The STT Layer in Tavus empowers your persona to transcribe and comprehend spoken input in real time. By default, the STT layer in Tavus leverages smart_turn_detection, powered by Sparrow, for dynamic and responsive conversation flow with intelligent turn-taking.

Configuring the STT Layer

Define the STT layer under the layers.stt object. Below are the parameters available:

1. stt_engine

Specifies the speech-to-text engine used for transcription.

  • Options:

    • tavus-advanced (default) – Offers high-accuracy multilingual transcription.
    • tavus-turbo – Provides faster response times with slightly reduced accuracy.
"layers": {
  "stt": {
    "stt_engine": "tavus-advanced"
  }
}

2. participant_pause_sensitivity

Controls how long the participant can pause before the replica responds. This setting helps you fine-tune the pacing of the conversation.

  • Options:

    • high: The replica replies quickly after short pauses. Good for fast and casual conversations.
    • medium (default): Balanced timing. Allows natural pauses without feeling rushed or delayed.
    • low: The replica waits a bit longer before replying. Useful for slower or more thoughtful discussions.
    • verylow: The replica allows even longer pauses before responding.
    • superlow: The replica has the longest response delay, making it suitable for conversations where participants often pause.
"participant_pause_sensitivity": "medium"

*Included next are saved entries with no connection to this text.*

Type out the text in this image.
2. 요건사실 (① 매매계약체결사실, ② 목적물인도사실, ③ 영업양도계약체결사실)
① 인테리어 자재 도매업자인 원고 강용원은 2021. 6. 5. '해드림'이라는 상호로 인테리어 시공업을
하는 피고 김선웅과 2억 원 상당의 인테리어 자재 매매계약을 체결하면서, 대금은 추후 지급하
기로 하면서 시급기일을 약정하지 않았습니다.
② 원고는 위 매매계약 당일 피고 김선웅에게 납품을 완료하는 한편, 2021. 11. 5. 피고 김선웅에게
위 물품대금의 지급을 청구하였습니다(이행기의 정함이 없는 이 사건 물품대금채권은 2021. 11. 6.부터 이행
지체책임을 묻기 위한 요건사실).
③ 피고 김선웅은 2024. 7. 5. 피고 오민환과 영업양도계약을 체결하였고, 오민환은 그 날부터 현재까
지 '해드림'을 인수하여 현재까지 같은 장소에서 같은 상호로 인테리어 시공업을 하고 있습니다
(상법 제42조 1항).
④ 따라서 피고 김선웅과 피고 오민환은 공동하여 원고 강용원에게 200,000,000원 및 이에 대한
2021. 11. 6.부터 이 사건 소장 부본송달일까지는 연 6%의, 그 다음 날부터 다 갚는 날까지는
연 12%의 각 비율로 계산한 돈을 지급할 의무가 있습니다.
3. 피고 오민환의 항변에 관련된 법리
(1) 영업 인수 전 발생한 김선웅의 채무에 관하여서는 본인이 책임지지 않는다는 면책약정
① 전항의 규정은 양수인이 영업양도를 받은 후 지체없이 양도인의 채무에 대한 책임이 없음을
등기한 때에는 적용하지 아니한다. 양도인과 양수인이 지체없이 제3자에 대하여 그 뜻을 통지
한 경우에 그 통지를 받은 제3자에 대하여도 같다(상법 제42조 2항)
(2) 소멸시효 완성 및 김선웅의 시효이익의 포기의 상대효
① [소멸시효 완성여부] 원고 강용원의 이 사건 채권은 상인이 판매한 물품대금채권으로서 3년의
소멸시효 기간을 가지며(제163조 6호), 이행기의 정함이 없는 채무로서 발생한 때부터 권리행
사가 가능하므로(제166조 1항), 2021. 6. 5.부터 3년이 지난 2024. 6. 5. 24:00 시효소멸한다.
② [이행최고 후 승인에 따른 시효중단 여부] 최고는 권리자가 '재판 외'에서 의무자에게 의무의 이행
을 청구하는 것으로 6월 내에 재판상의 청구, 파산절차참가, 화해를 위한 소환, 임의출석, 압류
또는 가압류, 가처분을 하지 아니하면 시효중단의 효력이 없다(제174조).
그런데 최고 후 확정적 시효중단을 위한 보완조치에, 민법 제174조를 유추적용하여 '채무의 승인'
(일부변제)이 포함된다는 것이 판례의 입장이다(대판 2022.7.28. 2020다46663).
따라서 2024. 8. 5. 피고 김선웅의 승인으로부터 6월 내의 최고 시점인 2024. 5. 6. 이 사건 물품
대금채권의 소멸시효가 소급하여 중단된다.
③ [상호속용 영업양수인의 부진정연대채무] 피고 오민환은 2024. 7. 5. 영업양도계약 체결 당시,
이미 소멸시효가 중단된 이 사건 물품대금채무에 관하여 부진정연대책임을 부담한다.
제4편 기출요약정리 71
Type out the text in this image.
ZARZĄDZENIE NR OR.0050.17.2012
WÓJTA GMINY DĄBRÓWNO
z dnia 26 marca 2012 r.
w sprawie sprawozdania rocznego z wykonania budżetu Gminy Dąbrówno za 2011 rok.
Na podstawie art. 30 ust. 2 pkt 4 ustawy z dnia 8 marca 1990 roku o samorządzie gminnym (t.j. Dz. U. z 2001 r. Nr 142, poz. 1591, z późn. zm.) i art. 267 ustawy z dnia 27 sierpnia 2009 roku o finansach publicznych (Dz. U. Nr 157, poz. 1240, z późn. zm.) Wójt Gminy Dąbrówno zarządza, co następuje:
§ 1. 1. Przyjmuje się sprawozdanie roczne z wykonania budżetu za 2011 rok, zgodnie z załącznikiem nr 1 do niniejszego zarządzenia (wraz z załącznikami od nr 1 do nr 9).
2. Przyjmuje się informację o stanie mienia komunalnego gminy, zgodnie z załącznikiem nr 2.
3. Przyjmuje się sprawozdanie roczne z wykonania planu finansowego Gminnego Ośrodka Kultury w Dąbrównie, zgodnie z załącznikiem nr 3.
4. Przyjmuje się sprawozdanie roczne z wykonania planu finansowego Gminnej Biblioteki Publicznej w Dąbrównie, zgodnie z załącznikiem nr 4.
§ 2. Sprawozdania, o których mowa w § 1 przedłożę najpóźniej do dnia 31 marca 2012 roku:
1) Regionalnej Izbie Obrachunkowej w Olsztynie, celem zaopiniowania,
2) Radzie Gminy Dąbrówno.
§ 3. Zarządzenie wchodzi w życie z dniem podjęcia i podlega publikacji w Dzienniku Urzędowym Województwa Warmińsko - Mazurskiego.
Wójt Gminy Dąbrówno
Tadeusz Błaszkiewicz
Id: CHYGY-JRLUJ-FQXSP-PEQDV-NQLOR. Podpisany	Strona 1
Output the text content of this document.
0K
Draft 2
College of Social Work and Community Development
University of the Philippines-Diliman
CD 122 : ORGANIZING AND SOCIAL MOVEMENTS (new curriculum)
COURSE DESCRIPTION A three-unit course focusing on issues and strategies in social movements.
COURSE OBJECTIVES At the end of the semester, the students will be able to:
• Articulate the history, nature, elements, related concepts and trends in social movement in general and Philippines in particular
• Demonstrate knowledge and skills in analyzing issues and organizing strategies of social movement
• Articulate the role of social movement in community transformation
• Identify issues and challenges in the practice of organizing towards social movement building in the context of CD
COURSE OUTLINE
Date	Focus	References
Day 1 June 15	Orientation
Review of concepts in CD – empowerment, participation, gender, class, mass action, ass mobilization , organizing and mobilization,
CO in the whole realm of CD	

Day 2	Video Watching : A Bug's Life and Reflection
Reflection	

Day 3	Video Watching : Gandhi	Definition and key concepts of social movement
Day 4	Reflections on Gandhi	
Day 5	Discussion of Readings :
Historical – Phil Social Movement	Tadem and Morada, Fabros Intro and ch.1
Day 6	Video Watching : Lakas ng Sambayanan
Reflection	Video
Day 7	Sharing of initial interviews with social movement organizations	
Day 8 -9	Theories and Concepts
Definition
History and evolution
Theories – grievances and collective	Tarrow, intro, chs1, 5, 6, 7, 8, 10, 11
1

3. participant_interrupt_sensitivity

Controls how easily the participant can interrupt the replica while it is talking. This setting helps adjust how the replica handles overlap in conversation.

  • Options:

    • high: The replica stops speaking immediately when the participant starts talking. Ideal for quick and back-and-forth exchanges.
    • medium (default): Balanced behavior. Allows short interruptions without breaking the flow.
    • low: The participant needs to speak more clearly or for a bit longer to interrupt.
    • verylow: The replica usually keeps talking unless the interruption is strong.
    • superlow: The replica rarely stops mid-sentence. It will usually finish speaking before responding.
"participant_interrupt_sensitivity": "medium"

4. hotwords

Use this to prioritize certain names or terms that are difficult to transcribe.

This field is only available for tavus-advanced engine.

"hotwords": "Roey is the name of the person you're speaking with."

The above query helps the model transcribe “Roey” correctly instead of “Rowie.”

Use hotwords for proper nouns, brand names, or domain-specific language that standard STT engines might struggle with.

5. Turn-taking model

Enables dynamic turn-taking using the Sparrow model, which dynamically adjusts the timeout based on what the users say. It sets a longer timeout when the user is likely not done speaking, and a shorter timeout when the user is likely done speaking.

"smart_turn_detection": true

How Turn-taking Works

  • smart_turn_detection is only supported by the tavus-advanced engine.
  • Disabling smart_turn_detection turns off Sparrow and uses a fixed response delay based on participant_pause_sensitivity.

Example Configuration

Below is an example persona with a fully configured STT layer:

{
  "persona_name": "Customer Service Agent",
  "system_prompt": "You assist users by listening carefully and providing helpful answers.",
  "pipeline_mode": "full",
  "context": "You're handling voice-based customer support inquiries.",
  "default_replica_id": "rfe12d8b9597",
  "layers": {
    "stt": {
      "stt_engine": "tavus-advanced",
      "participant_pause_sensitivity": "medium",
      "participant_interrupt_sensitivity": "low",
      "hotwords": "support",
      "smart_turn_detection": true
    }
  }
}

Refer to the Create Persona API for a complete list of supported fields.